「複数五行が絡む症例」の整理法とは、複数の臓腑・五行が同時に関与する複雑な症例に対して、関係性を構造化し、優先順位を明確にして治療方針を整理する思考法を指します。
臨床では単一の五行だけで完結することは少なく、多くの場合は2〜3の五行が連動した状態として現れます。

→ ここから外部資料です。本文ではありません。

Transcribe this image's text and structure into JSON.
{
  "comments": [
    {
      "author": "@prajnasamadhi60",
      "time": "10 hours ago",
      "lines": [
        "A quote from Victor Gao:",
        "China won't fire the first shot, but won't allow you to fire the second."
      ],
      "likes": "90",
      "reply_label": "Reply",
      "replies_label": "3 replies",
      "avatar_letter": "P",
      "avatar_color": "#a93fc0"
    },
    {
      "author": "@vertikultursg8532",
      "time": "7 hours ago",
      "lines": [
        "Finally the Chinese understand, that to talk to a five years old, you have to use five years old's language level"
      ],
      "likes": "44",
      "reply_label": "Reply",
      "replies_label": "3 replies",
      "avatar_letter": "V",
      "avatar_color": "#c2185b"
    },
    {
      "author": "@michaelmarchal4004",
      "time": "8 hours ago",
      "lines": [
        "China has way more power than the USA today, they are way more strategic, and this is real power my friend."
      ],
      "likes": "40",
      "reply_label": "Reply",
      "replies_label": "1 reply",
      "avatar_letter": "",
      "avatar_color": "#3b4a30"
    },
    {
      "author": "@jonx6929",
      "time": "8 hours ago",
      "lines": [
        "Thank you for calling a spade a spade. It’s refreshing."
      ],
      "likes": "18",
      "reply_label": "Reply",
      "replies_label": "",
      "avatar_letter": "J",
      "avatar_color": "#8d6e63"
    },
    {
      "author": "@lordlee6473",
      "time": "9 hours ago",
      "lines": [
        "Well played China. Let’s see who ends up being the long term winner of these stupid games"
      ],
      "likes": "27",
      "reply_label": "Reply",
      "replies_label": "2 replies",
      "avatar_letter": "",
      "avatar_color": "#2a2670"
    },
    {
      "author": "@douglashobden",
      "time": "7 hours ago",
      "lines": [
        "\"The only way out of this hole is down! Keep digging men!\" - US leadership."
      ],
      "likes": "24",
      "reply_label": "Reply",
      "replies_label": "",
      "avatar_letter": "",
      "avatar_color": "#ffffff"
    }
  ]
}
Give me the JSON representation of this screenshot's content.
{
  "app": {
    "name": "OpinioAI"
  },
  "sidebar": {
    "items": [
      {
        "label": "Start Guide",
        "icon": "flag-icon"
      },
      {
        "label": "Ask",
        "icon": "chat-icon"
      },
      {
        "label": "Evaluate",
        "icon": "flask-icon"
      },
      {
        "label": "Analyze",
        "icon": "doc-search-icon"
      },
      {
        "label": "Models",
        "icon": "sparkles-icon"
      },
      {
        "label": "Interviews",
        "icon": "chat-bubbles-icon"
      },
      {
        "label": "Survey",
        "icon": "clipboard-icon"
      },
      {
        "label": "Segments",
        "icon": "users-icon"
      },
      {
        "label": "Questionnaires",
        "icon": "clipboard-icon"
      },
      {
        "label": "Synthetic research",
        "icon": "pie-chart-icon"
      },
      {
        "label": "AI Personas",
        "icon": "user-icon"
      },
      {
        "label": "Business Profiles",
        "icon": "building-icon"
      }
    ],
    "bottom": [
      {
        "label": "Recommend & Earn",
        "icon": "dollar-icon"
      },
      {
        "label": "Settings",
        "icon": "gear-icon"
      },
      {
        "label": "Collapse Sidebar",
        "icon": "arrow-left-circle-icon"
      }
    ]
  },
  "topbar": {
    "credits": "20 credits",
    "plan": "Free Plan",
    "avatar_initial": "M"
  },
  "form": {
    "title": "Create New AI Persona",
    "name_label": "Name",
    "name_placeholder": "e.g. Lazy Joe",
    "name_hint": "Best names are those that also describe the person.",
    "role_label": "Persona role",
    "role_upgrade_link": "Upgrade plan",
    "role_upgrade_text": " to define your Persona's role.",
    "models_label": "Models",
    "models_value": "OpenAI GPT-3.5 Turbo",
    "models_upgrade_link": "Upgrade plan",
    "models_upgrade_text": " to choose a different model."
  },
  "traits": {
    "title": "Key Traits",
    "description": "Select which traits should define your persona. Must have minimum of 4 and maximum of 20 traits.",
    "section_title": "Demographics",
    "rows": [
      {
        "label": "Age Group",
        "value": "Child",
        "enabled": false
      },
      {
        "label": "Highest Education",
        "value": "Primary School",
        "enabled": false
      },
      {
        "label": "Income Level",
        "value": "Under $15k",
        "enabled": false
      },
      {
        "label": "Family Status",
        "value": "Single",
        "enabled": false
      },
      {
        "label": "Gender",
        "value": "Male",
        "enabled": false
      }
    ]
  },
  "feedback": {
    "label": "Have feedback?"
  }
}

重要なのは、「すべてを同時に扱う」のではなく、「構造として整理する」ことです。
■ 複雑に見える理由
複数五行が絡む症例が難しく感じるのは、
- 症状が多い
- 虚実が混在する
- 寒熱が入り混じる
- 時間経過で変化している
ためですが、実際には「関係性のパターン」に分解できることが多いです。
■ 基本は「2軸構造」で考える
まずは、複雑な症例を2つの五行の関係として整理します。
- 木 × 土(肝脾)
- 火 × 水(心腎)
- 土 × 金(脾肺)
→ これだけで多くの症例が整理可能です。
■ 代表的な関係パターン
● ① 相克型(攻撃構造)
- 例:肝(木)→ 脾(土)
- 特徴:ストレス → 消化器症状
→ 「どちらが主導か」を判断する
● ② 相生型(供給不全)
- 例:腎(水)→ 肝(木)
- 特徴:慢性的な虚の連鎖
→ 「どこが起点か」を探る
● ③ 本虚標実型
- 例:脾虚(土)+湿滞(実)
→ 虚と実の役割分担を明確にする
● ④ 循環型(悪循環)
- 例:肝→脾→痰湿→さらに肝へ影響
→ ループ構造を断ち切る必要あり
■ 整理のための4ステップ
① 関与する五行を列挙する
まず、症状・所見から関係する五行をすべて挙げます。
② 関係性を線でつなぐ
相生・相克で矢印を描くイメージです。
- 木 → 土(攻撃)
- 水 → 木(供給)
③ 構造を特定する
どのパターンかを判断します。
- 攻撃型か
- 供給不足か
- 虚実混在か
④ 主軸を決める
最も重要なラインを1つ選びます。
「ここを整えれば全体が動く」
というポイントです。
■ 3つ以上の五行が絡む場合
この場合も、基本は同じです。
- 最初に「2つの関係」に分解する
- 優先順位をつける
例:
- 腎(水)→ 肝(木)→ 脾(土)
→ 「水→木」と「木→土」に分けて考える
■ よくある臨床パターン
● ストレス+消化不良
- 木(肝)+土(脾)
- → 木乗土
● 不眠+冷え
- 火(心)+水(腎)
- → 水火不調
● 慢性疲労+痰湿
- 土(脾)+水(腎)
→ 実際はパターン認識でかなり整理できる
■ NGな考え方
- 症状ごとに別々に考える
- すべて同じ優先度で扱う
- 関係性を無視する
これでは、全体像が見えなくなるため注意が必要です。
■ 臨床での実践ステップ
- 五行を列挙する
- 関係性を整理する
- 構造パターンを特定する
- 主軸を決める
- 治療は主軸から組み立てる
これにより、複雑な症例もシンプルに扱えるようになります。
■ まとめ
複数五行が絡む症例は、「構造」として整理することが重要です。
- まず2軸で捉える
- 関係性(相生・相克)で整理する
- 主軸を1つ決める
- 複雑でも分解すればシンプルになる
この思考法を身につけることで、どんな症例でも迷わず整理し、的確な治療戦略を立てられるようになります。